Automakers make progress, but car buyers still like SUVs

Source: Camille von Kaenel, E&E News reporter • Posted: Friday, November 4, 2016

Automakers are meeting and beating fuel economy standards with technologies both in and off the internal combustion engine, according to two U.S. EPA reports released yesterday.

New vehicles sold in model year 2015 averaged a record-high 24.8 mpg, a 0.5 mpg increase from last year.

The results of the annual report card for the 2015 model year did not surprise the industry, regulators or environmentalists — but they come ahead of some key possible changes. Regulators must decide by April 2018 whether to loosen, tighten or maintain the 2022-25 standards as part of a midterm review. The policy framework remains uncertain after 2025.

Automakers are arguing that low fuel prices and a shift of consumer preferences from cars to trucks makes meeting the standards, which get stricter every year, more difficult.

“While the trends report shows positive progress, it reflects a snapshot in time and doesn’t guarantee future compliance based on factors that auto manufacturers can’t control,” said Wade Newton, a spokesman for the Alliance of Automobile Manufacturers, in an email.

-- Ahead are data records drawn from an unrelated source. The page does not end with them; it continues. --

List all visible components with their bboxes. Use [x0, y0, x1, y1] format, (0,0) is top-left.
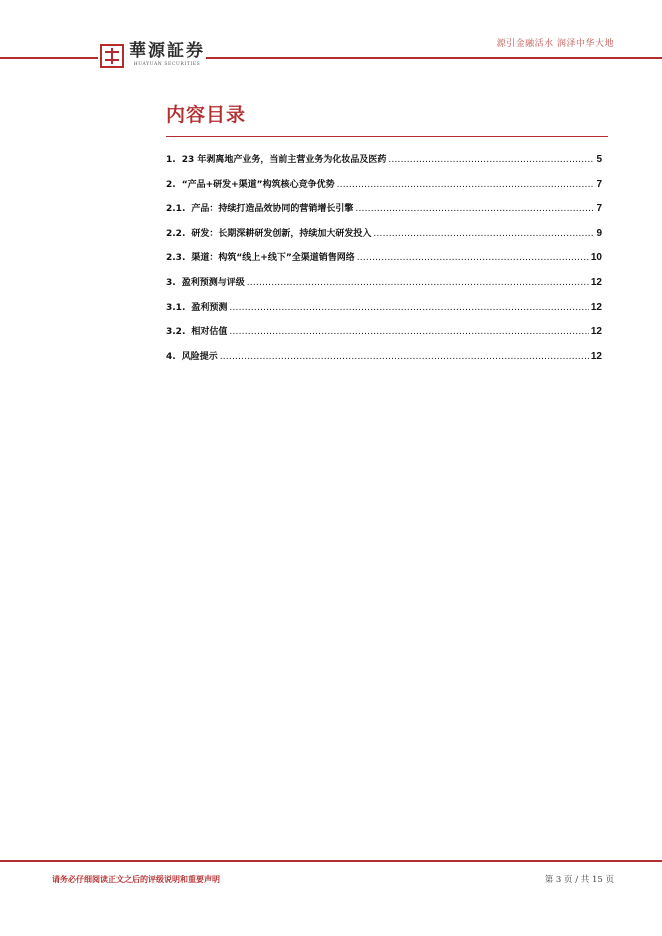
logo-seal-icon: [100, 44, 124, 68]
toc-entry[interactable]: [166, 250, 602, 275]
toc-entry-page: 9: [596, 227, 602, 239]
toc-leader-dots: [337, 180, 595, 190]
toc-entry-number: 1.: [166, 155, 176, 165]
footer-page-info: 第 3 页 / 共 15 页: [544, 875, 614, 885]
toc-entry-title: “产品+研发+渠道”构筑核心竞争优势: [181, 179, 335, 190]
logo-chinese-name: 華源証券: [129, 41, 205, 61]
toc-entry-page: 7: [596, 203, 602, 215]
toc-entry-page: 12: [590, 350, 602, 362]
toc-entry-page: 12: [590, 326, 602, 338]
toc-entry[interactable]: [166, 300, 602, 325]
toc-entry-number: 2.2.: [166, 228, 186, 239]
toc-entry-number: 2.3.: [166, 253, 186, 264]
toc-entry[interactable]: [166, 349, 602, 374]
toc-entry-number: 2.: [166, 179, 176, 190]
toc-entry-number: 3.2.: [166, 327, 186, 338]
toc-entry[interactable]: [166, 177, 602, 202]
toc-leader-dots: [357, 253, 589, 263]
toc-entry-number: 2.1.: [166, 204, 186, 215]
logo-english-name: HUAYUAN SECURITIES: [133, 62, 201, 67]
toc-entry[interactable]: [166, 324, 602, 349]
toc-leader-dots: [247, 278, 589, 288]
header-divider-right: [206, 57, 662, 59]
toc-entry[interactable]: [166, 226, 602, 251]
header-slogan: 源引金融活水 润泽中华大地: [496, 39, 614, 49]
toc-leader-dots: [220, 352, 589, 362]
toc-entry[interactable]: [166, 201, 602, 226]
toc-entry-page: 7: [596, 178, 602, 190]
footer-disclaimer: 请务必仔细阅读正文之后的评级说明和重要声明: [52, 875, 220, 884]
toc-entry-page: 12: [590, 276, 602, 288]
toc-entry-title: 研发：长期深耕研发创新，持续加大研发投入: [191, 228, 372, 239]
toc-list: [166, 152, 602, 373]
toc-entry-number: 3.1.: [166, 302, 186, 313]
toc-entry-page: 5: [596, 154, 602, 165]
toc-leader-dots: [373, 229, 594, 239]
toc-title-divider: [166, 136, 608, 137]
header-divider-left: [0, 57, 98, 59]
toc-entry-title: 渠道：构筑“线上+线下”全渠道销售网络: [191, 253, 355, 264]
toc-entry-title: 相对估值: [191, 327, 228, 338]
toc-entry-title: 盈利预测与评级: [181, 277, 245, 288]
toc-entry-title: 产品：持续打造品效协同的营销增长引擎: [191, 204, 354, 215]
toc-entry-number: 4.: [166, 351, 176, 362]
toc-leader-dots: [388, 155, 594, 165]
toc-entry-title: 风险提示: [181, 351, 218, 362]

Environmental advocates trying to prevent a rollback of the rules said the report shows the standards are working and automakers can continue to meet them.

“It’s another data point that shows what technologies are available and how little of it has made it into the fleet already,” said Dave Cooke, a senior vehicles analyst at the Union of Concerned Scientists.

While the standards are working and automakers are complying, they are not bringing about as many climate benefits as expected by the Obama administration because consumers are buying more gas-guzzlers. As a result, automakers are unlikely to reach President Obama’s projected target for fleetwide fuel economy in 2025, as EPA found in a technical report this summer.

The market share for trucks and SUVs rose 4 percentage points in model year 2015 to a record 28 percent of all production, according to yesterday’s update. And though the vehicles achieved record-high fuel economy and record-low CO2 emissions, at 22 mpg, they still use more fuel than the average new vehicle in model year 2015 (Greenwire, Nov. 11).

“The market shift towards SUVs has offset some of the fleetwide benefits that otherwise would have been achieved due to the increased fuel economy within each vehicle type,” EPA said in its report’s executive summary.

Yet automakers are meeting the standards with margin to spare.

The adjusted carbon dioxide emissions rate for all new personal vehicles is 358 grams per mile, 7 grams per mile higher than EPA’s 2015 requirement.

The industry snapshot in the report offers one of the only glimpses into the different strategies automakers are using to comply.

BMW’s fleet leads in the use of turbocharged engines. Mazda, which achieved the highest fuel economy, also used the most engines with gasoline direct-injection. Subaru, Nissan and Honda have bet on continuously variable transmissions.

On top of improvements in engine efficiency, they can count new technologies in air conditioning or materials — called “off-cycle credits” — toward their target, which is based on their unique mix of vehicles.

Three manufacturers — Fiat Chrysler Automobiles NV, Mercedes-Benz and Kia Motors — missed their unique 2015 standards by 3, 11 and 12 grams of CO2 per mile, respectively, generating a deficit.

They can count improvements from previous years or trade credits with other manufacturers toward final compliance.

For example, Fiat Chrysler purchased 1.34 million megagrams of emissions credits from Tesla Motors Inc. last year, according to the report. It has the least fuel-efficient fleet.

With all automakers in compliance, they have positive credits to use as a buffer in future years to offset decreases in fuel economy, Cooke said.

“The industry is entering next year’s regulations with quite the amount of credits and flexibilites that they’ll need as they start to move more and more technology in the fleet,” he said.

He said the credits — like those given for phasing out high-global-warming-potential products in air conditioning systems — generate real-world reductions in emissions and should be kept. But Dan Becker, director of the Safe Climate Campaign, called them “phantom mileage gains.”

“The fleet is emitting more pollution than it should under these standards, because of the various flexibilities and allowances,” he said.